The healing Ficus Benjamina
The trimming of the Ficus Benjamina could even be used for healing. The white latex contains flavonoids, furanocoumarins and rubber. With antibacterial effect, and the extract of the leaves should help in rheumatic joint pain and swelling, in Asia Ficus Benjamina is used as a medicinal plant.
The leaves also do us good on the plant: the birch fig is one of the plants that NASA investigated in its “NASA Clean Air Study” in 1989 as to whether they could clean the air in space stations. Ficus Benjamina can, it filters formaldehyde (often steams out of the facility), xylene and toluene (road traffic emissions) from the air (the rubber tree Ficus elastica only creates formaldehyde).
However, before you clap Ficus Benjamina leaves on your rheumatism shoulder, you should talk to a doctor; and the indoor air with the birch fig could also cause trouble, because there is another side to Ficus Benjamina:
The secret allergy trigger
Finally, a few words on “caring for the people” who live with a Ficus Benjamini:
All fig plants have considerable allergic potential; a Ficus carica (real fig) contains around 30 potentially allergenic substances. Our indoor plants can keep up, gum tree Ficus elastica, violin fig Ficus lyrata; and the birch fig Ficus benjamina are among the most important allergy triggers according to the neurodermatitis portal jucknix.de.
30 potentially allergenic substances sounds worse than it is – with a single fragrance plug you bring a similar collection of allergenic substances into your home, but industrially produced and therefore probably even more incalculable.
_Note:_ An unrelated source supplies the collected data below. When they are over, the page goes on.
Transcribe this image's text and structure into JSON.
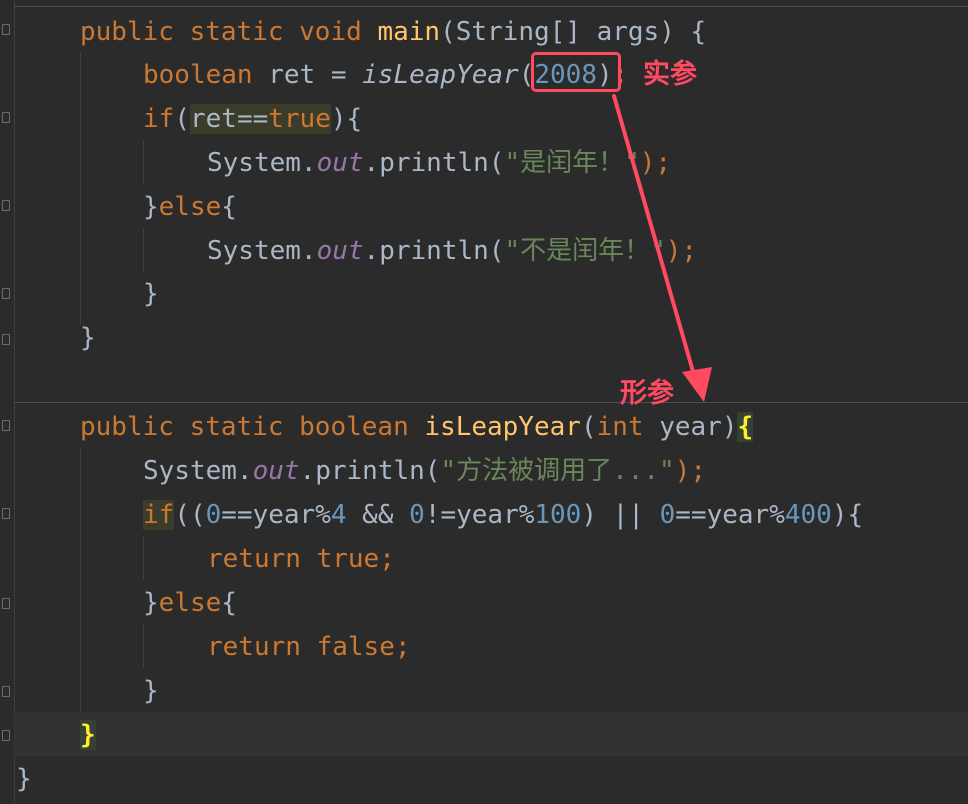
{
  "code": {
    "line_main": [
      "public",
      " ",
      "static",
      " ",
      "void",
      " ",
      "main",
      "(String[] args) {"
    ],
    "line_ret": [
      "boolean",
      " ret = ",
      "isLeapYear",
      "(",
      "2008",
      ")",
      ";"
    ],
    "line_if": [
      "if",
      "(",
      "ret",
      "==",
      "true",
      "){"
    ],
    "line_print1": [
      "System.",
      "out",
      ".println(",
      "\"是闰年！\"",
      ");"
    ],
    "line_else": [
      "}",
      "else",
      "{"
    ],
    "line_print2": [
      "System.",
      "out",
      ".println(",
      "\"不是闰年！\"",
      ");"
    ],
    "line_close_inner": "}",
    "line_close_main": "}",
    "line_sig": [
      "public",
      " ",
      "static",
      " ",
      "boolean",
      " ",
      "isLeapYear",
      "(",
      "int",
      " year)",
      "{"
    ],
    "line_print3": [
      "System.",
      "out",
      ".println(",
      "\"方法被调用了...\"",
      ");"
    ],
    "line_cond": [
      "if",
      "((",
      "0",
      "==year%",
      "4",
      " && ",
      "0",
      "!=year%",
      "100",
      ") || ",
      "0",
      "==year%",
      "400",
      "){"
    ],
    "line_ret_true": [
      "return",
      " ",
      "true",
      ";"
    ],
    "line_else2": [
      "}",
      "else",
      "{"
    ],
    "line_ret_false": [
      "return",
      " ",
      "false",
      ";"
    ],
    "line_close_inner2": "}",
    "line_close_method": "}",
    "line_close_class": "}"
  },
  "annotations": {
    "actual_param": "实参",
    "formal_param": "形参"
  },
  "colors": {
    "background": "#2b2b2b",
    "keyword": "#cc7832",
    "function": "#ffc66d",
    "number": "#6897bb",
    "string": "#6a8759",
    "field": "#9876aa",
    "plain": "#a9b7c6",
    "annotation": "#ff4a62"
  }
}
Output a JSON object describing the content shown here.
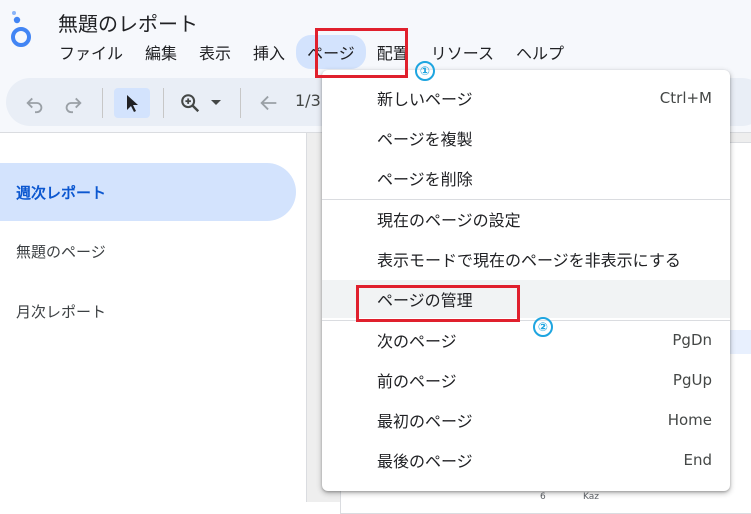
{
  "app": {
    "title": "無題のレポート",
    "menus": [
      "ファイル",
      "編集",
      "表示",
      "挿入",
      "ページ",
      "配置",
      "リソース",
      "ヘルプ"
    ],
    "active_menu": "ページ"
  },
  "toolbar": {
    "page_indicator": "1/3",
    "icons": [
      "undo-icon",
      "redo-icon",
      "select-arrow-icon",
      "zoom-icon",
      "dropdown-caret-icon",
      "back-arrow-icon"
    ]
  },
  "sidebar": {
    "pages": [
      {
        "label": "週次レポート",
        "active": true
      },
      {
        "label": "無題のページ",
        "active": false
      },
      {
        "label": "月次レポート",
        "active": false
      }
    ]
  },
  "page_menu": {
    "items": [
      {
        "label": "新しいページ",
        "shortcut": "Ctrl+M"
      },
      {
        "label": "ページを複製",
        "shortcut": ""
      },
      {
        "label": "ページを削除",
        "shortcut": ""
      },
      {
        "label": "現在のページの設定",
        "shortcut": ""
      },
      {
        "label": "表示モードで現在のページを非表示にする",
        "shortcut": ""
      },
      {
        "label": "ページの管理",
        "shortcut": ""
      },
      {
        "label": "次のページ",
        "shortcut": "PgDn"
      },
      {
        "label": "前のページ",
        "shortcut": "PgUp"
      },
      {
        "label": "最初のページ",
        "shortcut": "Home"
      },
      {
        "label": "最後のページ",
        "shortcut": "End"
      }
    ]
  },
  "annotations": {
    "step1": "①",
    "step2": "②",
    "highlight_color": "#e0202d",
    "marker_color": "#1ea5e0"
  },
  "canvas_fragments": [
    "6",
    "Kaz"
  ],
  "colors": {
    "accent": "#0b57d0",
    "active_bg": "#d3e3fd",
    "header_bg": "#f6f8fc"
  }
}
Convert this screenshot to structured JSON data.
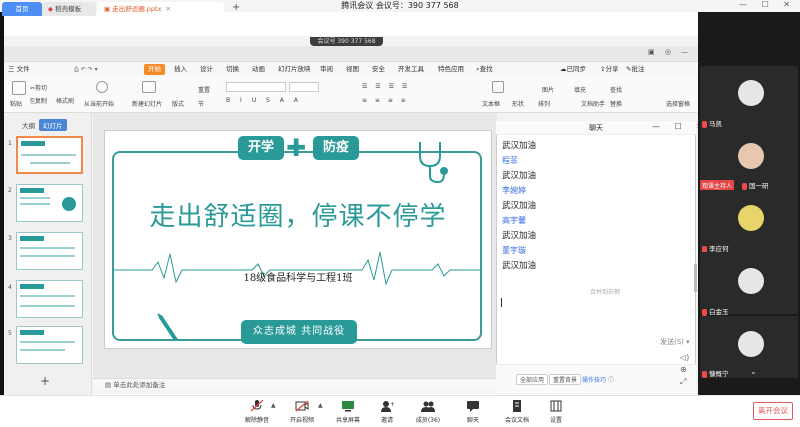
{
  "meeting": {
    "title": "腾讯会议 会议号：390 377 568",
    "share_badge": "会议号 390 377 568",
    "leave_label": "离开会议"
  },
  "wps": {
    "tabs": [
      {
        "label": "首页"
      },
      {
        "label": "稻壳模板"
      },
      {
        "label": "走出舒适圈.pptx"
      }
    ],
    "menu": [
      "三 文件",
      "开始",
      "插入",
      "设计",
      "切换",
      "动画",
      "幻灯片放映",
      "审阅",
      "视图",
      "安全",
      "开发工具",
      "特色应用",
      "查找"
    ],
    "menu_right": [
      "已同步",
      "分享",
      "批注"
    ],
    "ribbon": {
      "paste": "粘贴",
      "cut": "剪切",
      "copy": "复制",
      "format_painter": "格式刷",
      "from_start": "从当前开始",
      "new_slide": "新建幻灯片",
      "layout": "版式",
      "reset": "重置",
      "section": "节",
      "textbox": "文本框",
      "shape": "形状",
      "arrange": "排列",
      "picture": "图片",
      "fill": "填充",
      "find": "查找",
      "replace": "替换",
      "text_assistant": "文档助手",
      "select_pane": "选择窗格"
    },
    "sidebar": {
      "outline": "大纲",
      "slides": "幻灯片",
      "thumb_numbers": [
        "1",
        "2",
        "3",
        "4",
        "5"
      ]
    },
    "notes_placeholder": "单击此处添加备注"
  },
  "slide": {
    "pill_left": "开学",
    "plus": "✚",
    "pill_right": "防疫",
    "title": "走出舒适圈，停课不停学",
    "subtitle": "18级食品科学与工程1班",
    "bottom": "众志成城  共同战役"
  },
  "chat": {
    "title": "聊天",
    "messages": [
      {
        "sender": "",
        "text": "武汉加油"
      },
      {
        "sender": "程菲",
        "text": "武汉加油"
      },
      {
        "sender": "李婉婷",
        "text": "武汉加油"
      },
      {
        "sender": "高宇馨",
        "text": "武汉加油"
      },
      {
        "sender": "董宇璇",
        "text": "武汉加油"
      }
    ],
    "hint": "合并到右侧",
    "send": "发送(S)",
    "bottom_btns": [
      "全部应用",
      "重置背景"
    ],
    "help": "操作技巧"
  },
  "participants": [
    {
      "name": "马凯"
    },
    {
      "name": "国一研",
      "host_badge": "观课主持人"
    },
    {
      "name": "李应何"
    },
    {
      "name": "白金玉"
    },
    {
      "name": "慷慨宁"
    }
  ],
  "toolbar": [
    {
      "label": "解除静音",
      "icon": "mic-muted-icon"
    },
    {
      "label": "开启视频",
      "icon": "video-off-icon"
    },
    {
      "label": "共享屏幕",
      "icon": "screen-share-icon"
    },
    {
      "label": "邀请",
      "icon": "invite-icon"
    },
    {
      "label": "成员(36)",
      "icon": "members-icon"
    },
    {
      "label": "聊天",
      "icon": "chat-icon"
    },
    {
      "label": "会议文档",
      "icon": "document-icon"
    },
    {
      "label": "设置",
      "icon": "settings-icon"
    }
  ],
  "colors": {
    "teal": "#2a9a98",
    "wps_blue": "#4d8ff5",
    "wps_orange": "#f58b26",
    "leave_red": "#e25a5a"
  }
}
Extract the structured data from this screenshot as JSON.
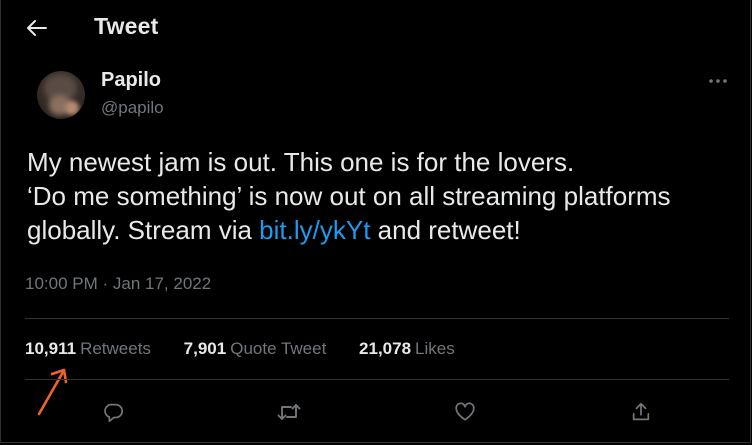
{
  "header": {
    "title": "Tweet",
    "back_icon": "arrow-left-icon"
  },
  "author": {
    "display_name": "Papilo",
    "handle": "@papilo"
  },
  "tweet": {
    "line1": "My newest jam is out. This one is for the lovers.",
    "line2": "‘Do me something’ is now out on all streaming platforms",
    "line3_prefix": "globally. Stream via ",
    "link_text": "bit.ly/ykYt",
    "line3_suffix": " and retweet!",
    "timestamp": "10:00 PM · Jan 17, 2022"
  },
  "stats": {
    "retweets_count": "10,911",
    "retweets_label": "Retweets",
    "quotes_count": "7,901",
    "quotes_label": "Quote Tweet",
    "likes_count": "21,078",
    "likes_label": "Likes"
  },
  "actions": [
    {
      "icon": "reply-icon"
    },
    {
      "icon": "retweet-icon"
    },
    {
      "icon": "heart-icon"
    },
    {
      "icon": "share-icon"
    }
  ],
  "colors": {
    "background": "#000000",
    "primary_text": "#e7e9ea",
    "secondary_text": "#71767b",
    "link": "#1d9bf0",
    "divider": "#2f3336",
    "annotation_arrow": "#f0622a"
  }
}
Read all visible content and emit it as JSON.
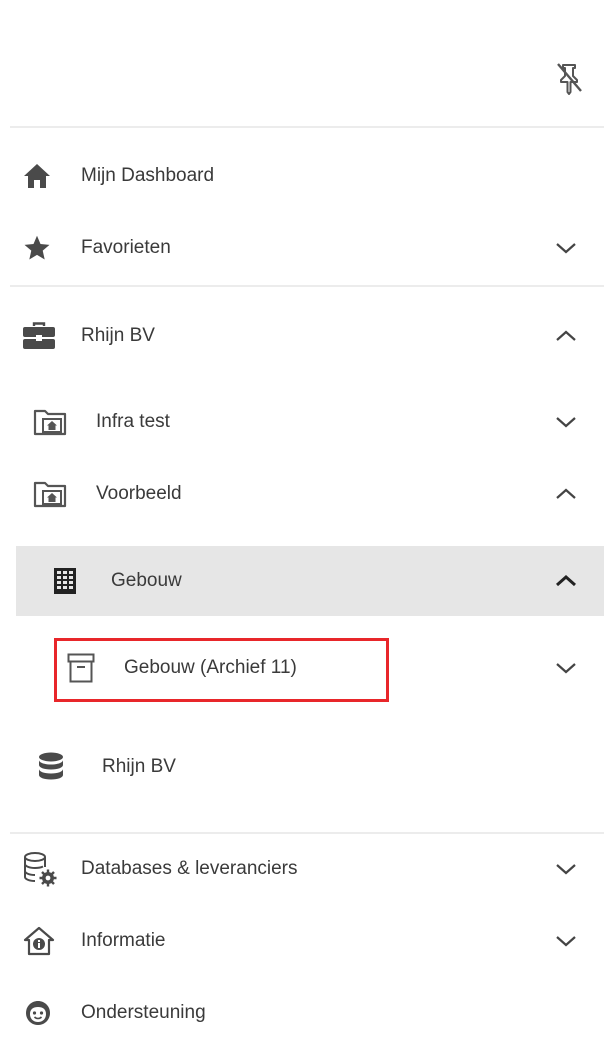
{
  "header": {
    "pin_icon": "pin-off-icon"
  },
  "nav": {
    "dashboard": {
      "label": "Mijn Dashboard",
      "icon": "home-icon"
    },
    "favorites": {
      "label": "Favorieten",
      "icon": "star-icon"
    },
    "org": {
      "label": "Rhijn BV",
      "icon": "briefcase-icon"
    },
    "project_infra": {
      "label": "Infra test",
      "icon": "folder-home-icon"
    },
    "project_voorbeeld": {
      "label": "Voorbeeld",
      "icon": "folder-home-icon"
    },
    "building": {
      "label": "Gebouw",
      "icon": "building-icon"
    },
    "archive": {
      "label": "Gebouw (Archief 11)",
      "icon": "archive-icon"
    },
    "database": {
      "label": "Rhijn BV",
      "icon": "database-icon"
    },
    "databases_suppliers": {
      "label": "Databases & leveranciers",
      "icon": "database-settings-icon"
    },
    "information": {
      "label": "Informatie",
      "icon": "info-house-icon"
    },
    "support": {
      "label": "Ondersteuning",
      "icon": "support-face-icon"
    }
  },
  "colors": {
    "highlight": "#e8262a",
    "selected_bg": "#e6e6e6",
    "text": "#3a3a3a",
    "icon": "#4a4a4a"
  }
}
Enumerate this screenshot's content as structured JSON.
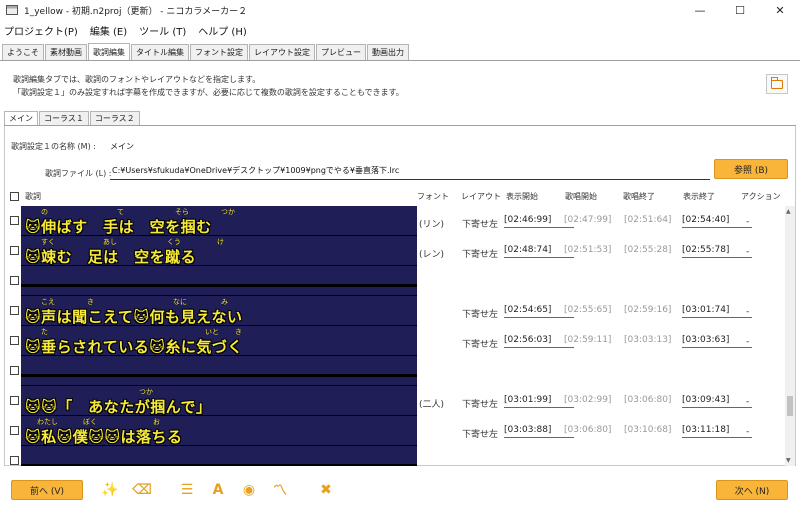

But if you are prone to allergic reactions anyway, you first have to be careful and thoroughly check the reactions. No matter whether your immune deficiency comes from excessive pollution or from too hygienic a life, in the long run after an immunotherapy therefore rather more plants will move into your home.
Caution is also called for with pets, neither dogs, cats nor small animals or birds should be able to nibble on the leaves; and not only latex allergy sufferers, but also carpet and clothing should get better nothing from the white latex (when cutting: can drip a few days after).